Mając na uwadze przywołane wcześniej stanowisko Trybunału Sprawiedliwości Unii Europejskiej ( (...)), zajęte w wyroku z dnia 3.10.2019 r. w sprawie C-260/18 na tle wykładni dyrektywy 93/13/EWG i podtrzymany tam pogląd dotyczący natury klauzul wymiany (czyli dotyczących kursów walutowych stosowanych do rozliczeń umów kredytowych), które wprowadzając do umów kredytowych ryzyko kursowe, określają faktycznie główny przedmiot umowy (pkt 44 powołanego wyroku), należało równocześnie poddać ocenie, czy są one wystarczająco jednoznaczne, skoro wynikające z nich prawa lub obowiązki stron zostały ukształtowane z sposób sprzeczny z dobrymi obyczajami i w sposób rażący naruszają interesy powodów jako konsumentów.

Otóż za brakiem jednoznaczności w rozumieniu Dyrektywy przemawia choćby mało czytelne rozmieszczenie kwestionowanych postanowień w różnych jednostkach redakcyjnych umowy i (...) wcześniej wskazanych, co niewątpliwie z informacyjnego i „świadomościowego” punktu widzenia utrudnia ich całościową, wszechstronną analizę, a nade wszystko i może przede wszystkim przemawia opisane już wcześniej odwołanie się do Tabeli, co do której wskazano jedynie, że chodzi o tabelę obowiązującą w banku, bez przybliżenia sposobu ustalania kursu, a co za tym idzie faktycznie bez wskazania sposobu ustalania bankowych kursów waluty, co nie pozwala na jednoznaczne określenie zakresu tych postanowień i konsekwencji płynących stąd dla kredytobiorcy.

Tak sformułowane postanowienia nie mogą tym samym być uznane za wystarczająco jednoznaczne.

Brak ściślejszych regulacji umownych dotyczących sposobu ustalania tych kursów sprawia, że mogły być one z góry i co do zasady jednostronnie wyznaczane przez Bank.

Tej choćby potencjalnej - ale arbitralności - nie może przy tym zmieniać potencjalna okoliczność, że kursy faktycznie były powiązane z sytuacją gospodarczą, czy też sytuacją kursową na rynku międzybankowym, bowiem kredytobiorca na owo powiązanie bądź jego potencjalny brak, nie miał żadnego wpływu.

Na tle tak ukształtowanych postanowień dotyczących kursu waluty, która ma być miernikiem waloryzacji (przeliczania) zobowiązań wynikających z umów kredytu bankowego za w pełni ugruntowany należy przyjąć pogląd, że mają one charakter niedozwolony, gdyż są „nietransparentne, pozostawiają pole do arbitralnego działania banku i w ten sposób obarczają kredytobiorcę nieprzewidywalnym ryzykiem oraz naruszają równorzędność stron” (por. np. uzasadnienie wyroku SN w sprawie V CSK 382/18 i przywołane tam orzecznictwo).

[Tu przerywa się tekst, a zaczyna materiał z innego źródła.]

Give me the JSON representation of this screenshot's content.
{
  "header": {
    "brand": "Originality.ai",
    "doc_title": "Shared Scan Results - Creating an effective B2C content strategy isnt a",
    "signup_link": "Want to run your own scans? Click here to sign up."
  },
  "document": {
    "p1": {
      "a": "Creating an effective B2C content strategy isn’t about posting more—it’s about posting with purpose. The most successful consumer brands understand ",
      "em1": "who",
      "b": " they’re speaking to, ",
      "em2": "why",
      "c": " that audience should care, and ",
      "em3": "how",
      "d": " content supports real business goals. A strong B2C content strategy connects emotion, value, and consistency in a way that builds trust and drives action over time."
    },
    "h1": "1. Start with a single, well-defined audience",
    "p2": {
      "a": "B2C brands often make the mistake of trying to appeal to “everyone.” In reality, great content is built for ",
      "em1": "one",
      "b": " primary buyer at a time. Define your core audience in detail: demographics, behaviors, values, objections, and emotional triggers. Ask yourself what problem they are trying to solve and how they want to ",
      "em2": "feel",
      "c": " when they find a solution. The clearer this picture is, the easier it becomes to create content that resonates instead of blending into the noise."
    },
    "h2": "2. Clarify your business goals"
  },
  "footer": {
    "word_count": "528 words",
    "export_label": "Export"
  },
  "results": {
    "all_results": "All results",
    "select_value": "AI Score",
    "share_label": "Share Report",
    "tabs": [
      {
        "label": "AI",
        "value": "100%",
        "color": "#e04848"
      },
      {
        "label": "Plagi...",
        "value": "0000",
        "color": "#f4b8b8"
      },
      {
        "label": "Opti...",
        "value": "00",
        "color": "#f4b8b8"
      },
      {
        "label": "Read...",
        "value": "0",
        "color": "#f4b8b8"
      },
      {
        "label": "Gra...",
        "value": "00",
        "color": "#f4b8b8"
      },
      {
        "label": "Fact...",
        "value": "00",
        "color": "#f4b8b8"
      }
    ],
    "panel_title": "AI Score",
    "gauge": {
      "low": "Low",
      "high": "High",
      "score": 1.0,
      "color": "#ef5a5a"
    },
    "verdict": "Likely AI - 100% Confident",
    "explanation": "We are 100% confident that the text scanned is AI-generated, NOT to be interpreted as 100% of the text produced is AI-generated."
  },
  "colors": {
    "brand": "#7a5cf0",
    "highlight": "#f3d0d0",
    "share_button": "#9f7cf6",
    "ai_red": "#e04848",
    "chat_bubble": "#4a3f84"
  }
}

Zarówno bowiem wysokość salda początkowego wyrażona w (...) dla kredytu udzielonego i wypłaconego w walucie polskiej, jak i wysokość w jakiej spłaty w walucie polskiej będą zaliczane na spłatę kredytu wyrażonego w walucie obcej, zależą wyłącznie od jednej ze stron umowy.

Tym samym miała ona umowne narzędzie do potencjalnego zminimalizowania niekorzystnych dla siebie skutków zmiany kursów na rynku międzybankowym, skoro przynajmniej teoretycznie mogła je rekompensować zmianami kursu przyjętego do rozliczenia kredytu.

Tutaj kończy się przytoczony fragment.